If using kurut rather than fresh yoghurt, add water to it so that it begins to rehydrate, and meanwhile roll the dough into a phyllo. On a floured surface, first cut the phyllo into ribbons, and then cut the ribbons into stamp-sized squares.
Meanwhile, boil a large pot of water on the stove; salt the water and boil the dough squares briefly. Pan-fry the onions in clarified butter; when the onions are cooked, add one to two tablespoons of tomato paste. Drain the boiled dough squares in a colander or simply ladle them out onto a tray. Pour the now creamy rehydrated kurut over top and mix. Serve with the tomato and onion sauce.
Translation by Janine Su
- Orhan Pamuk, Kar, first edition (Istanbul: İletişim Publications, 2002); Snow, trans. Maureen Freely (New York: Vintage Books, 2005).
- Herrenmek: A word used in the local dialect to mean ‘to return’.
- The Yerli is an ambiguous ethnic category in Kars constructed by those who define themselves as the first Turkish and Sunni settlers in Kars in reference to their Ottoman and even earlier heritage, in order to differentiate themselves from the Kurds, Azeris and Terekemes in the region. Please see Zeynep Kübra Sarıaslan, ‘Pamuk’s Kars and Its Others: An Ethnography on Identifications And Boundaries of Ethnicity, Nationalism and Secularism’, unpublished master’s thesis, Middle East Technical University, Ankara, Turkey, 2010, 45–49.

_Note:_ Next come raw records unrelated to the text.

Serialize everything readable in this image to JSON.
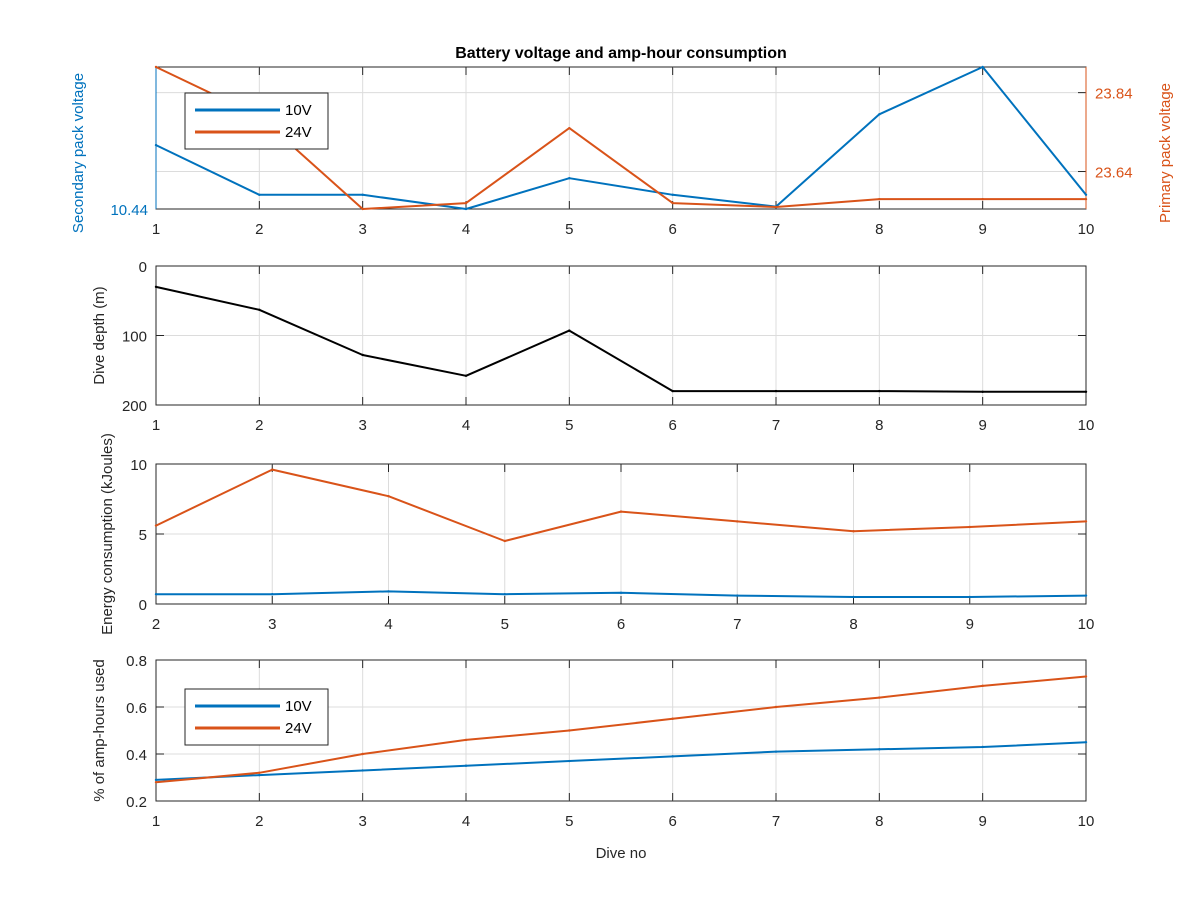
{
  "figure": {
    "title": "Battery voltage and amp-hour consumption",
    "colors": {
      "blue": "#0072BD",
      "orange": "#D95319",
      "black": "#000000"
    }
  },
  "chart_data": [
    {
      "type": "line",
      "title": "Battery voltage and amp-hour consumption",
      "xlabel": "",
      "x": [
        1,
        2,
        3,
        4,
        5,
        6,
        7,
        8,
        9,
        10
      ],
      "xlim": [
        1,
        10
      ],
      "xticks": [
        "1",
        "2",
        "3",
        "4",
        "5",
        "6",
        "7",
        "8",
        "9",
        "10"
      ],
      "yleft": {
        "label": "Secondary pack voltage",
        "ylim": [
          10.44,
          10.5
        ],
        "ticks": [
          10.44
        ],
        "tick_labels": [
          "10.44"
        ],
        "color": "#0072BD"
      },
      "yright": {
        "label": "Primary pack voltage",
        "ylim": [
          23.545,
          23.905
        ],
        "ticks": [
          23.64,
          23.84
        ],
        "tick_labels": [
          "23.64",
          "23.84"
        ],
        "color": "#D95319"
      },
      "grid": true,
      "legend_position": "top-left",
      "series": [
        {
          "name": "10V",
          "axis": "left",
          "color": "#0072BD",
          "values": [
            10.467,
            10.446,
            10.446,
            10.44,
            10.453,
            10.446,
            10.441,
            10.48,
            10.5,
            10.446
          ]
        },
        {
          "name": "24V",
          "axis": "right",
          "color": "#D95319",
          "values": [
            23.905,
            23.78,
            23.545,
            23.56,
            23.75,
            23.56,
            23.55,
            23.57,
            23.57,
            23.57
          ]
        }
      ]
    },
    {
      "type": "line",
      "xlabel": "",
      "ylabel": "Dive depth (m)",
      "x": [
        1,
        2,
        3,
        4,
        5,
        6,
        7,
        8,
        9,
        10
      ],
      "xlim": [
        1,
        10
      ],
      "xticks": [
        "1",
        "2",
        "3",
        "4",
        "5",
        "6",
        "7",
        "8",
        "9",
        "10"
      ],
      "ylim": [
        0,
        200
      ],
      "y_reversed": true,
      "yticks": [
        0,
        100,
        200
      ],
      "ytick_labels": [
        "0",
        "100",
        "200"
      ],
      "grid": true,
      "series": [
        {
          "color": "#000000",
          "values": [
            30,
            63,
            128,
            158,
            93,
            180,
            180,
            180,
            181,
            181
          ]
        }
      ]
    },
    {
      "type": "line",
      "xlabel": "",
      "ylabel": "Energy consumption (kJoules)",
      "x": [
        2,
        3,
        4,
        5,
        6,
        7,
        8,
        9,
        10
      ],
      "xlim": [
        2,
        10
      ],
      "xticks": [
        "2",
        "3",
        "4",
        "5",
        "6",
        "7",
        "8",
        "9",
        "10"
      ],
      "ylim": [
        0,
        10
      ],
      "yticks": [
        0,
        5,
        10
      ],
      "ytick_labels": [
        "0",
        "5",
        "10"
      ],
      "grid": true,
      "series": [
        {
          "color": "#D95319",
          "values": [
            5.6,
            9.6,
            7.7,
            4.5,
            6.6,
            5.9,
            5.2,
            5.5,
            5.9
          ]
        },
        {
          "color": "#0072BD",
          "values": [
            0.7,
            0.7,
            0.9,
            0.7,
            0.8,
            0.6,
            0.5,
            0.5,
            0.6
          ]
        }
      ]
    },
    {
      "type": "line",
      "xlabel": "Dive no",
      "ylabel": "% of amp-hours used",
      "x": [
        1,
        2,
        3,
        4,
        5,
        6,
        7,
        8,
        9,
        10
      ],
      "xlim": [
        1,
        10
      ],
      "xticks": [
        "1",
        "2",
        "3",
        "4",
        "5",
        "6",
        "7",
        "8",
        "9",
        "10"
      ],
      "ylim": [
        0.2,
        0.8
      ],
      "yticks": [
        0.2,
        0.4,
        0.6,
        0.8
      ],
      "ytick_labels": [
        "0.2",
        "0.4",
        "0.6",
        "0.8"
      ],
      "grid": true,
      "legend_position": "top-left",
      "series": [
        {
          "name": "10V",
          "color": "#0072BD",
          "values": [
            0.29,
            0.31,
            0.33,
            0.35,
            0.37,
            0.39,
            0.41,
            0.42,
            0.43,
            0.45
          ]
        },
        {
          "name": "24V",
          "color": "#D95319",
          "values": [
            0.28,
            0.32,
            0.4,
            0.46,
            0.5,
            0.55,
            0.6,
            0.64,
            0.69,
            0.73
          ]
        }
      ]
    }
  ]
}
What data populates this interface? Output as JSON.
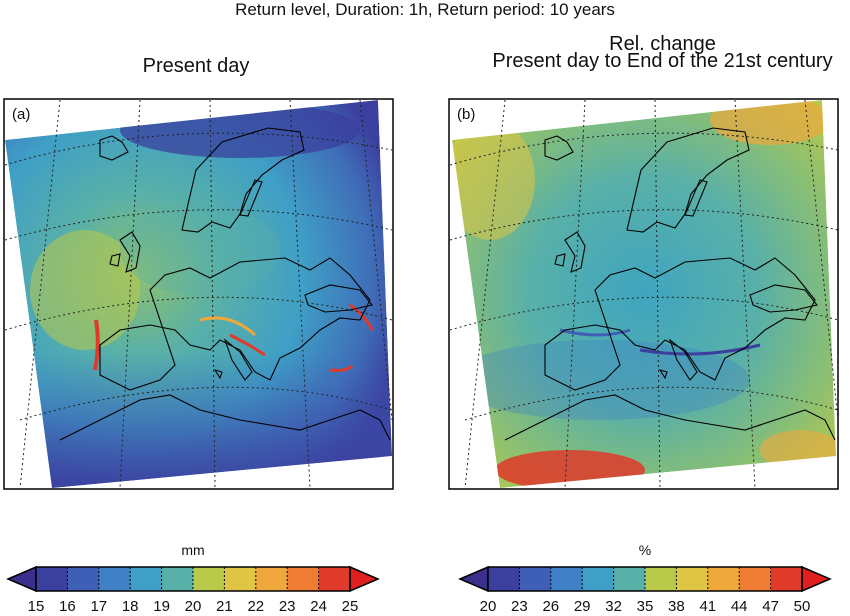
{
  "figure": {
    "main_title": "Return level, Duration: 1h, Return period: 10 years"
  },
  "panels": [
    {
      "id": "a",
      "label": "(a)",
      "title": "Present day",
      "colormap": [
        "#3b3f9e",
        "#3f5fb6",
        "#3f80c6",
        "#3f9fc6",
        "#58b0a8",
        "#8ec070",
        "#b9c94a",
        "#dfc543",
        "#eea83c",
        "#ee7d33",
        "#df3a2a"
      ],
      "field": "present-day return level",
      "colorbar": {
        "unit": "mm",
        "ticks": [
          "15",
          "16",
          "17",
          "18",
          "19",
          "20",
          "21",
          "22",
          "23",
          "24",
          "25"
        ],
        "extend": "both",
        "under_color": "#3b2f8c",
        "over_color": "#e02020"
      }
    },
    {
      "id": "b",
      "label": "(b)",
      "title_line1": "Rel. change",
      "title_line2": "Present day to End of the 21st century",
      "colormap": [
        "#3b3f9e",
        "#3f5fb6",
        "#3f80c6",
        "#3f9fc6",
        "#58b0a8",
        "#8ec070",
        "#b9c94a",
        "#dfc543",
        "#eea83c",
        "#ee7d33",
        "#df3a2a"
      ],
      "colorbar": {
        "unit": "%",
        "ticks": [
          "20",
          "23",
          "26",
          "29",
          "32",
          "35",
          "38",
          "41",
          "44",
          "47",
          "50"
        ],
        "extend": "both",
        "under_color": "#3b2f8c",
        "over_color": "#e02020"
      }
    }
  ]
}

- Kurut is the name used for dried yoghurt in the Eastern Anatolia region; it is made by straining and drying yoghurt.
- Ahmet Caferoğlu, ‘Kafkasya Türkleri’ [Caucasian Turks] in Türk Kavimleri [Turkic Peoples] (Ankara: Türk Kültürünü Araştırma Enstitüsü, 1983).
- Different varieties of this dish are known; these are called khinkali in Georgia, xengel in Azerbaijan, and hinkal in Dagestan. The use of khingel is also seen in Kars.
- Within the scope of this project, the Kars City and Culture Research Association published a book along with a documentary film. The project titled Beraber Az mı Tuz Ekmek Yedik (Haven’t We Shared Much Salt and Bread) was carried out and coordinated by İhsan Karayazı and Armine Avetisyan and focused on the similarities between Kars and Gyumri cuisines. For the book in scope of the project, see: Beraber Az mı Tuz Ekmek Yedik (Ankara: Kars City and Culture Research Association, 2017).
- This is a local term that refers to the mass population movements that started before and continued after World War I. In some places, the events are also referred to as wartime mobilisation (seferberlik) or kaç ha kaç.